Wegen der subjektiven oder mentalen Natur des gesamten menschlichen Daseins ist es wichtig, daß der Mensch ein klares Verständnis seiner wahren Wesenheit erlangt, wie die Christliche Wissenschaft sie offenbart. Diese Wissenschaft enthüllt, daß Gott der Geist ist, die Ursache oder das Prinzip allen wahren Seins. Wir müssen daraus also die Schlußfolgerung ziehen, daß die gesamte Schöpfung geistig und das wahre Dasein subjektiv ist, und stets im Reich des Geistes — oder im göttlichen Gemüt — existiert.
Daher ist dies vollkommene Gemüt, da es das einzige Gemüt ist, das Gemüt alles dessen, was tatsächlich existiert, und die ganze Schöpfung schließt die Gesamtsumme der Ideen, die im göttlichen Gemüt vorhanden sind, in sich. In Wirklichkeit gibt es also überhaupt kein sterbliches oder fleischliches Gemüt, das die Materie oder eine materielle Schöpfung erdenken oder wahrnehmen könnte.

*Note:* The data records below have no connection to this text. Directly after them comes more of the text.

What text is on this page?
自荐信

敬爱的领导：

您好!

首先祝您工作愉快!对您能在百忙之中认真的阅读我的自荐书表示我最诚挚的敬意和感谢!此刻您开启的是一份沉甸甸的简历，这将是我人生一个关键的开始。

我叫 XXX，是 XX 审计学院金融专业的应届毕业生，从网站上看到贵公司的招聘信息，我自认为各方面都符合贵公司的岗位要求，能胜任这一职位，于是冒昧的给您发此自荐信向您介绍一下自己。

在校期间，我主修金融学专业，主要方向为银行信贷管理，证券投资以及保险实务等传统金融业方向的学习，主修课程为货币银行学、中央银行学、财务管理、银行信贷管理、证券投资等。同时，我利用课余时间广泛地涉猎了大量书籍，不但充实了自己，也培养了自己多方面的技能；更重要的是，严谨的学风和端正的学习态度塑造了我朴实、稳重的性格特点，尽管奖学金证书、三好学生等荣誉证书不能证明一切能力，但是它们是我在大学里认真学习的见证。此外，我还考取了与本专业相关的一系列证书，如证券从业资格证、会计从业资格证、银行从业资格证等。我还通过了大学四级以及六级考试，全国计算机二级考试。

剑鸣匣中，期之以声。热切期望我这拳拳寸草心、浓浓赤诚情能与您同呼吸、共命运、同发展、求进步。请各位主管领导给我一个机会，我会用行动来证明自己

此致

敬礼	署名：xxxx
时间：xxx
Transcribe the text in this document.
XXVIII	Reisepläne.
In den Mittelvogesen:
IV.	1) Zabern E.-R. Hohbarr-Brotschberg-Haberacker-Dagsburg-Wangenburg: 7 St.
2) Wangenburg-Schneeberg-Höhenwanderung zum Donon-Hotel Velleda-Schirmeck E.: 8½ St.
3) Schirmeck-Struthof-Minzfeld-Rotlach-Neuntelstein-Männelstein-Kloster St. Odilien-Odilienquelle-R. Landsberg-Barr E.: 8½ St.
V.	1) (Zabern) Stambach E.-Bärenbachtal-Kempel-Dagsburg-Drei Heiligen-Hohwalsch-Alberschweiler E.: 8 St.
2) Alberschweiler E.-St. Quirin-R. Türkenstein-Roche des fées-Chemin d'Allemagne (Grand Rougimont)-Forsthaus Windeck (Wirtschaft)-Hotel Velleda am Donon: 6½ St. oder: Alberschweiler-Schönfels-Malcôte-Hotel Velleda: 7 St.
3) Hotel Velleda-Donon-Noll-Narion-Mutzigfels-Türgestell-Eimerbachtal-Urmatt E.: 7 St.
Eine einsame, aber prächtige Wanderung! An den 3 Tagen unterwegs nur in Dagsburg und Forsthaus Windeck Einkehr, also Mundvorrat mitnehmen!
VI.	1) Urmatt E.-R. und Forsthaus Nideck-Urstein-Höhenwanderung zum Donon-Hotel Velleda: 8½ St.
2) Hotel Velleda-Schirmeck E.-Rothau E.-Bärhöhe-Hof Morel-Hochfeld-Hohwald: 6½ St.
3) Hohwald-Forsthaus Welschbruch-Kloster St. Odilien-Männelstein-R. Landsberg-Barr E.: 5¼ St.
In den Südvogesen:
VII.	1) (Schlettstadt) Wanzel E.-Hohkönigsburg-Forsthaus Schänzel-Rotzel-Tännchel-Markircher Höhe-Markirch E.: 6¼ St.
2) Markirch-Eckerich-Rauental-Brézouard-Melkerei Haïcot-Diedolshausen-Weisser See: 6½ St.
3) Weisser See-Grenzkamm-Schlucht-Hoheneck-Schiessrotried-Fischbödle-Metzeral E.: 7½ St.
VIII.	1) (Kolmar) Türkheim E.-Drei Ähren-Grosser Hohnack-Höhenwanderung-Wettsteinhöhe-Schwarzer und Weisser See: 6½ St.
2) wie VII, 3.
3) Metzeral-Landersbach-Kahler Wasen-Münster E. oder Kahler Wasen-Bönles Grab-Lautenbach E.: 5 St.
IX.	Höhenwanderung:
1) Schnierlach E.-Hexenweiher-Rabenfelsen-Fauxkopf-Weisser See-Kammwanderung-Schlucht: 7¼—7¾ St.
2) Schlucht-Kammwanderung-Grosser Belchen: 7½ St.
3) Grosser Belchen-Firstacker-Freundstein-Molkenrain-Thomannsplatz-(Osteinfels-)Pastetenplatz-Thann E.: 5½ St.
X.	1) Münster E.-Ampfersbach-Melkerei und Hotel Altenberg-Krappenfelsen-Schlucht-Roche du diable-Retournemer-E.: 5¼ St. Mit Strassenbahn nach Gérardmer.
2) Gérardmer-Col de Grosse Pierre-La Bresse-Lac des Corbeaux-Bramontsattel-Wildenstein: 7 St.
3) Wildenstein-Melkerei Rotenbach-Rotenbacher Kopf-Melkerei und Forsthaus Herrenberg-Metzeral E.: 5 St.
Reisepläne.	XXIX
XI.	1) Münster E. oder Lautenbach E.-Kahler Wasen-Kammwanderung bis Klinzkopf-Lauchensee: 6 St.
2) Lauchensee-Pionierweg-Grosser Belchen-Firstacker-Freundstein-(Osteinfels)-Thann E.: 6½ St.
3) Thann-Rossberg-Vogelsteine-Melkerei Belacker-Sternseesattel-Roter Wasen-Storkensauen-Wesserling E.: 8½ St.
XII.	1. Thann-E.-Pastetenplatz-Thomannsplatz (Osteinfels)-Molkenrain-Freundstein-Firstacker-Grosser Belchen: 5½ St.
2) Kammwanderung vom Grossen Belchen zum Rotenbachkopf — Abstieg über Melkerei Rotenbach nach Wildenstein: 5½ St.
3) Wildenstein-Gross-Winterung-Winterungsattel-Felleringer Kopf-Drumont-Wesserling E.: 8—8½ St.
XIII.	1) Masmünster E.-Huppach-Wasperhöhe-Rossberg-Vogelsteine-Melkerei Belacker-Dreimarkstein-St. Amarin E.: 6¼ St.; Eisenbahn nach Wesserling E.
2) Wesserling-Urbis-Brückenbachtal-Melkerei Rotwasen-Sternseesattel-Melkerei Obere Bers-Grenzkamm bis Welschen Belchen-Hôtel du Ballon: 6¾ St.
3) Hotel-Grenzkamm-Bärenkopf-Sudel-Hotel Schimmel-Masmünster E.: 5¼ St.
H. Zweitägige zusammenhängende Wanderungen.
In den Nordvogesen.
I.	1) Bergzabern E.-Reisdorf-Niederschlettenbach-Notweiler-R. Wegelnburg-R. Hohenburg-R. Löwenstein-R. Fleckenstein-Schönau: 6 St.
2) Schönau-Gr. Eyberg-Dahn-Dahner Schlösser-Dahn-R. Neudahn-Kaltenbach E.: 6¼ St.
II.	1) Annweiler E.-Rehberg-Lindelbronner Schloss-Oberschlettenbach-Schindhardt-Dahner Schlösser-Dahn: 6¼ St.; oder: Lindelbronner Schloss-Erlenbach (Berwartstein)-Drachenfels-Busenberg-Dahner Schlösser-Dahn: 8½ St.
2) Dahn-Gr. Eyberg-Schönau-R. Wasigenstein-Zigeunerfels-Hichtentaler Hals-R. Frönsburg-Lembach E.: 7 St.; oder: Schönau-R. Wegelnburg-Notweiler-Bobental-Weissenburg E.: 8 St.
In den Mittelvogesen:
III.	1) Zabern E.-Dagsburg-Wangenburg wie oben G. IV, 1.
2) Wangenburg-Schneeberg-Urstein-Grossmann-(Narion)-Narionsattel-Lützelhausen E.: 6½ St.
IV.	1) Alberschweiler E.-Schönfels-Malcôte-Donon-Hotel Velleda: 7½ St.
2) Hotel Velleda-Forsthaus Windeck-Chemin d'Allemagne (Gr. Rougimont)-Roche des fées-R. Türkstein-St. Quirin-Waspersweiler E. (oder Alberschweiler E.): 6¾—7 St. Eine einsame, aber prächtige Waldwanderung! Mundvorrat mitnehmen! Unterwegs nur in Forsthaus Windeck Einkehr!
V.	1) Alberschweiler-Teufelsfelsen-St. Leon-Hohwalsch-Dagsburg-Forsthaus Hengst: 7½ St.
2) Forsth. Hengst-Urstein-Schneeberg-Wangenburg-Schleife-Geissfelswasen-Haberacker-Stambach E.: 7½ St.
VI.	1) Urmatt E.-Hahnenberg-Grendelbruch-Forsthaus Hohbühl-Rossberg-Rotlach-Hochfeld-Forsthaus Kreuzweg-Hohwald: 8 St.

Aus diesen grundlegenden Tatsachen geht klar hervor, daß jeder materielle Umstand, jeder sogenannte vergängliche Gegenstand, nichts als eine irrige Annahme ist, ein Traumgebilde, das im göttlichen Gemüt nicht existiert und nur in der Traumwelt der Sterblichkeit — oder des Nichts — erscheint.
Wenn das menschliche Bewußtsein durch das Aufnehmen der Offenbarungen der Christlichen Wissenschaft herangebildet wird, dann wird es seine irrigen Annahmen vom Dasein aufgeben und umgestaltet werden; das heißt, es wird den geistigen Begriff vom Dasein anerkennen und aufnehmen — die Wahrheit von der geistigen Wesenheit im göttlichen Gemüt — und das Individuum wird bessere Begriffe von Körper, Gesundheit, Erfolg, Sicherheit und Wohlergehen erlangen.
Das Erlebnis, das Moses in der Wüste die Natur Gottes offenbarte, veranschaulicht auf interessante Weise die subjektive Natur des menschlichen Daseins. Nachdem Moses aus Ägypten geflohen war, lebte er einige Zeit in der Wüste und erhielt dort Lektionen über das menschliche Leben.
Als sein Denken schließlich so geläutert war, daß es geistig empfänglicher wurde, stand er vor dem brennenden Busch. Dann empfing er die Offenbarung von Gott als dem großen ICH BIN, und auf göttliche Weisung hin entschloß er sich, zurückzukehren zu seinem Volk in Ägypten und es aus der Sklaverei zu führen.
Während all dieser geistigen Erfahrungen sprach die innere Stimme der Weisheit zu Moses. Das Wort der Wahrheit — oder der Christus — spricht zum menschlichen Bewußtsein und führt jedes empfängliche Individuum auf seiner Reise vom materiellen Sinn zu dem Verständnis und der Demonstration des Lebens im Geist, im göttlichen Gemüt.
Christus Jesus, der Meister-Christ, verwarf restlos die irrige Annahme, daß Leben in der Materie vorhanden sei, daß es also getrennt von der Mentalität des Individuums existiere. Er sagte (Joh. 6:63): „Der Geist ist's, der da lebendig macht; das Fleisch ist nichts nütze.“
Johannes, der geliebte Jünger des Meisters, erlangte während seines Aufenthalts auf der Insel Patmos durch die geistige Erleuchtung seines Denkens ein gewisses Verständnis von der subjektiven Natur allen Daseins. In subjektivem Erleben, in welchem er jeden Sinn für die Fälschung, die sogenannte materielle Schöpfung, verlor, erblickte er einen neuen Himmel und eine neue Erde.
Wir wollen daran festhalten, daß das materielle Weltall nichts als der irrige Begriff des trügerischen sterblichen — oder fleischlichen — Gemüts ist. Laßt uns also darum beten, daß wir jenen geistig erleuchteten Bewußtseinszustand erlangen, in welchem der neue Himmel und die neue Erde erscheinen, als Gottes immer-gegenwärtiges Universum geistiger Ideen, die auf ewig in der Sicherheit des Geistes, des göttlichen Gemüts, verweilen.